Put the pieces together and a cycle appears. The AI suggests, the agent decides, the log records, the team learns, and the next suggestion can be tuned with real behavior behind it. The record that keeps the work compliant also shows where the AI needs to get better. That is the idea I most want this case study to carry.

THE AI TRUST LOOP
The cycle runs continuously: a pulse travels the loop and lights each stage in turn. Hover or tap a node to read what gets recorded.
SUGGEST AI suggests a value
The model reads the agent’s plain-language description of the dispute and pre-fills each field with its best guess. Nothing is committed yet. It’s a starting point, not a decision.

What the loop tells the team to fix

High-confidence fields overridden a lot? The calibration is probably wrong. The model is too sure.

Low-confidence fields accepted a lot? The model is under-confident, hiding good answers behind a cautious label.

One field corrected again and again? Its extraction rule or prompt needs work.

One dispute type driving most overrides? That category needs more domain support.

What this taught me about designing AI

01

In regulated AI, auditability is not overhead. It is how the product learns. The record you build for review is also the record that shows where the model needs work. Design those needs together.

02

Confidence has to tell you what to do. A probability is not guidance. Pairing a plain label with a next step beat a precise number, because it changed behavior instead of just reporting it.

03

The boundary is the product.
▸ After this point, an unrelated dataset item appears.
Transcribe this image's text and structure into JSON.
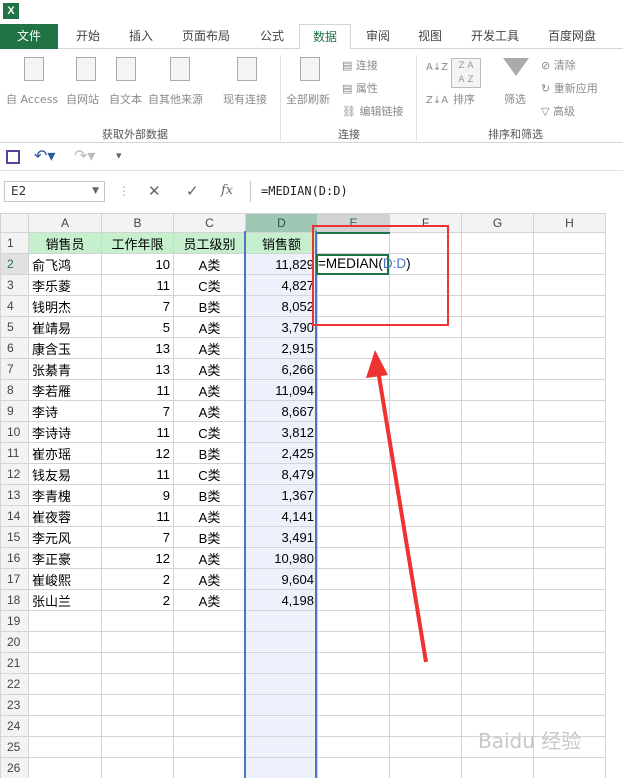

The problem with agentic UX is not autonomy by itself. It is unclear accountability. In high-stakes work, people need to know what the AI did, what they decided, and what gets recorded.

THE THROUGHLINE

I redesigned a regulated workflow so AI could accelerate intake without weakening human accountability. The AI classifies, the human confirms, and every decision stays auditable. That record is what let the team learn from real corrections instead of guessing where the model needed work.